If a doctor gives you only 30 minutes to live, do yourself a favor and watch Frank TV…because it’ll feel like a lifetime.
One can’t help but marvel at star, Frank Caliendo’s spot-on imitations, and in the next breath wonder how it’s wasted in his sophomore effort of Tuesday night’s debut. Standing in front of the audience, looking dull and wooden without another celebrity’s voice spewing forth from his lips, Caliendo introduces lame sketch after lame sketch while watching himself on a big screen.
Painfully dull set-ups include a dated movie send-up of Oliver Stone’s W., only this one with Bill Clinton/Monica Lewinsky and Al Gore. Here Caliendo performs both Clinton and Gore leaving the audience watching like a video Highlights magazine — to circle the joke. As the show progresses, Caliendo serves up equally lame sketches featuring impressions of David Letterman, Yoda, and not-so-spot-on John McCain.
What Caliendo fails to understand, it seems, is an impression is only as good as the context in which it’s performed; otherwise, the illusion quickly dissipates. No one does a better George W. Bush impression, but why is it Will Ferrell’s take is far more memorable?

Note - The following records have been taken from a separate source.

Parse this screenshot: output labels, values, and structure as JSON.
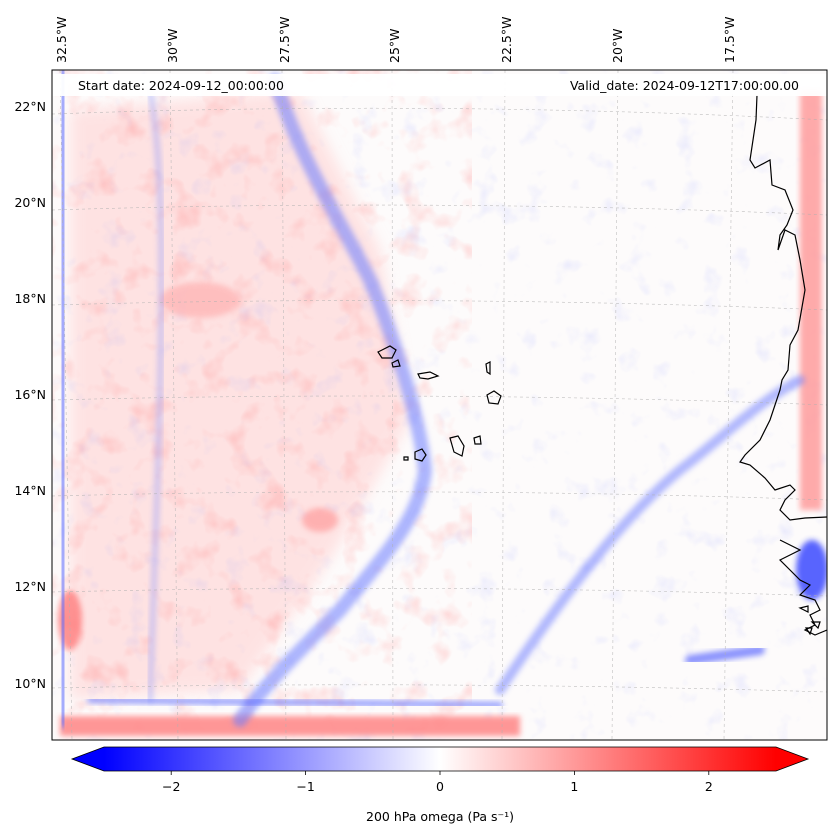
{
  "map": {
    "start_date_label": "Start date: 2024-09-12_00:00:00",
    "valid_date_label": "Valid_date: 2024-09-12T17:00:00.00",
    "lon_labels": [
      "32.5°W",
      "30°W",
      "27.5°W",
      "25°W",
      "22.5°W",
      "20°W",
      "17.5°W"
    ],
    "lat_labels": [
      "22°N",
      "20°N",
      "18°N",
      "16°N",
      "14°N",
      "12°N",
      "10°N"
    ],
    "lon_range": [
      -32.8,
      -15.5
    ],
    "lat_range": [
      8.8,
      22.7
    ],
    "grid": true,
    "coastline_color": "#000000",
    "field": "200 hPa omega"
  },
  "colorbar": {
    "label": "200 hPa omega (Pa s⁻¹)",
    "ticks": [
      "−2",
      "−1",
      "0",
      "1",
      "2"
    ],
    "tick_values": [
      -2,
      -1,
      0,
      1,
      2
    ],
    "range": [
      -2.5,
      2.5
    ],
    "extend": "both",
    "cmap": "bwr",
    "color_min": "#0000ff",
    "color_mid": "#ffffff",
    "color_max": "#ff0000"
  }
}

Because Will’s “George” is joke first, voice second.
Caliendo’s career seems irreducibly similar to the father of all mimics, Rich Little, who also had a short-lived variety series of his own in the late ’70s. Like Caliendo, Rich’s impressions were always dead-on, but the comedy was always lackluster. A perennial guest host on The Tonight Show with Johnny Carson, when Little’s popularity began to wane, so did his Tonight Show gig. One day, they just stopped calling — leaving Little completely confounded by the reason.
There’s no doubt Caliendo has an incredible gift, but there’s only so many times a spot on John Madden, Jack Nicholson, or Al Pacino can pull you through a lame sketch. The writers seem to lean too much on his ability to mimic rather than devising clever material to help him sail through. When he’s faced with characters that are less-than-stellar quality, like McCain or Gore, Caliendo’s especially lost; it’s almost as if he can’t wait to break back into his greatest hits (which we get to watch each week, again and again) only serving to cheapen his talents.
In the age of YouTube and viral video, clips of Saturday Night Live sketches are seen all over the world, often within hours of the original broadcast. Frank TV could only hope for that relevance and staying power. No one will ever take away Caliendo’s ability, but if he doesn’t rise above the comedy curve soon, he may just find himself playing the same gigs of his mentor: Harrah’s Laughlin through October 30th.